More Description Mary Mapes Dodge, who by no means visited the Netherlands till after the unconventional turned into published, wrote the unconventional at age 34. She turned into stimulated with the aid of using her studying of John L. Motley's lengthy, multi-quantity records works: The Rise of the Dutch Republic (1856), and History of the United Netherlands (1860-1867).
Dodge finally did in addition bibliographical studies into the country. She additionally obtained a good deal firsthand facts approximately Dutch lifestyles from her immigrant Dutch neighbors, the Scharffs, and Dodge wrote in her preface to the 1875 version of the ee-e book that the tale of Hans Brinker's father turned into "based strictly upon fact". Even so, most of the tale's characters have names which are morphologically German in place of Dutch, or are absolutely obscure. Some versions of the tale incorporate a footnote explaining that "Ludwig, Gretel, and Carl had been named after German friends" and efficiently giving Lodewijk, Grietje and Karel because the Dutch-language equivalents. Other names that appear fictitious, such as "Voost", "Broom" or "Rychie", may be corruptions of present Dutch paperwork (on this case "Joost", "Bram" and "Riekie").

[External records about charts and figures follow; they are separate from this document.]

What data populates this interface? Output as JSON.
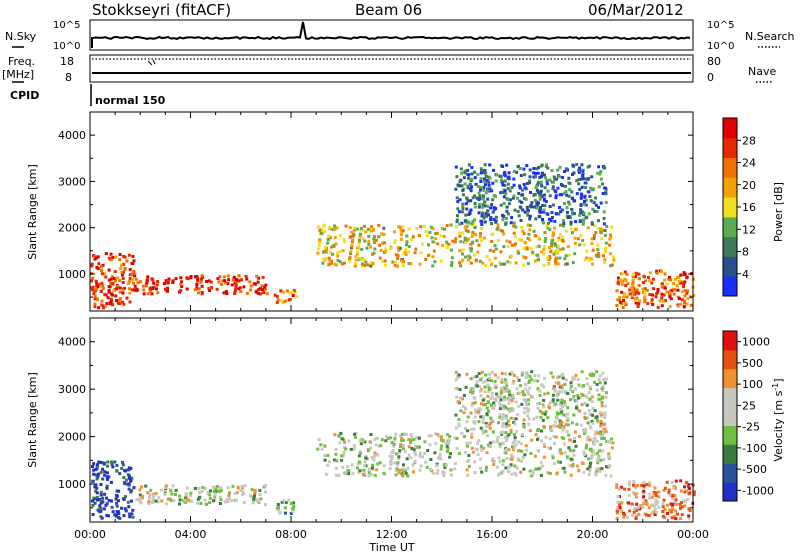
{
  "header": {
    "station": "Stokkseyri (fitACF)",
    "beam": "Beam 06",
    "date": "06/Mar/2012"
  },
  "status_panel": {
    "nsky_label": "N.Sky",
    "nsearch_label": "N.Search",
    "freq_label_1": "Freq.",
    "freq_label_2": "[MHz]",
    "nave_label": "Nave",
    "cpid_label": "CPID",
    "mode": "normal 150",
    "nsky_ticks": [
      "10^5",
      "10^0"
    ],
    "freq_ticks": [
      "18",
      "8"
    ],
    "nave_ticks": [
      "80",
      "0"
    ]
  },
  "colors": {
    "power_scale": [
      "#1a2dff",
      "#285090",
      "#3e7a5a",
      "#5aaa50",
      "#f0e020",
      "#f5a000",
      "#f07000",
      "#e82800",
      "#e00000"
    ],
    "velocity_scale": [
      "#2030c8",
      "#2a50a0",
      "#3d7a40",
      "#70c040",
      "#c8c8c0",
      "#c8c8c0",
      "#f09030",
      "#e85010",
      "#e01010"
    ]
  },
  "power_colorbar": {
    "label": "Power [dB]",
    "ticks": [
      "28",
      "24",
      "20",
      "16",
      "12",
      "8",
      "4"
    ]
  },
  "velocity_colorbar": {
    "label_text": "Velocity [m s",
    "label_sup": "-1",
    "label_end": "]",
    "ticks": [
      "1000",
      "500",
      "100",
      "25",
      "-25",
      "-100",
      "-500",
      "-1000"
    ]
  },
  "chart_data": [
    {
      "type": "heatmap",
      "name": "power",
      "ylabel": "Slant Range [km]",
      "yticks": [
        "4000",
        "3000",
        "2000",
        "1000"
      ],
      "ylim": [
        200,
        4500
      ],
      "xlim_hours": [
        0,
        24
      ],
      "scatter_regions": [
        {
          "t0": 0.0,
          "t1": 1.7,
          "r0": 300,
          "r1": 1500,
          "level": 0.85
        },
        {
          "t0": 1.7,
          "t1": 7.0,
          "r0": 600,
          "r1": 1000,
          "level": 0.9
        },
        {
          "t0": 7.3,
          "t1": 8.2,
          "r0": 400,
          "r1": 700,
          "level": 0.7
        },
        {
          "t0": 9.0,
          "t1": 20.8,
          "r0": 1200,
          "r1": 2100,
          "level": 0.55
        },
        {
          "t0": 14.5,
          "t1": 20.5,
          "r0": 2100,
          "r1": 3400,
          "level": 0.2
        },
        {
          "t0": 20.9,
          "t1": 24.0,
          "r0": 300,
          "r1": 1100,
          "level": 0.75
        }
      ]
    },
    {
      "type": "heatmap",
      "name": "velocity",
      "xlabel": "Time UT",
      "ylabel": "Slant Range [km]",
      "xticks": [
        "00:00",
        "04:00",
        "08:00",
        "12:00",
        "16:00",
        "20:00",
        "00:00"
      ],
      "yticks": [
        "4000",
        "3000",
        "2000",
        "1000"
      ],
      "ylim": [
        200,
        4500
      ],
      "xlim_hours": [
        0,
        24
      ],
      "scatter_regions": [
        {
          "t0": 0.0,
          "t1": 1.7,
          "r0": 300,
          "r1": 1500,
          "level": 0.1
        },
        {
          "t0": 1.7,
          "t1": 7.0,
          "r0": 600,
          "r1": 1000,
          "level": 0.5
        },
        {
          "t0": 7.3,
          "t1": 8.2,
          "r0": 400,
          "r1": 700,
          "level": 0.35
        },
        {
          "t0": 9.0,
          "t1": 20.8,
          "r0": 1200,
          "r1": 2100,
          "level": 0.5
        },
        {
          "t0": 14.5,
          "t1": 20.5,
          "r0": 2100,
          "r1": 3400,
          "level": 0.5
        },
        {
          "t0": 20.9,
          "t1": 24.0,
          "r0": 300,
          "r1": 1100,
          "level": 0.75
        }
      ]
    }
  ]
}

In Dutch versions of the ee-e book, names and different factors had been tailored to make the tale extra plausible to Dutch children; hence, translator P.J. Andriessen renamed German-sounding "Gretel" to "Griete" withinside the first Dutch version of 1867, and Margreet Bruijn modified the principle characters' names to the authentically Dutch local paperwork of "Hannes" and "Geertje" in her 1954 adaptation.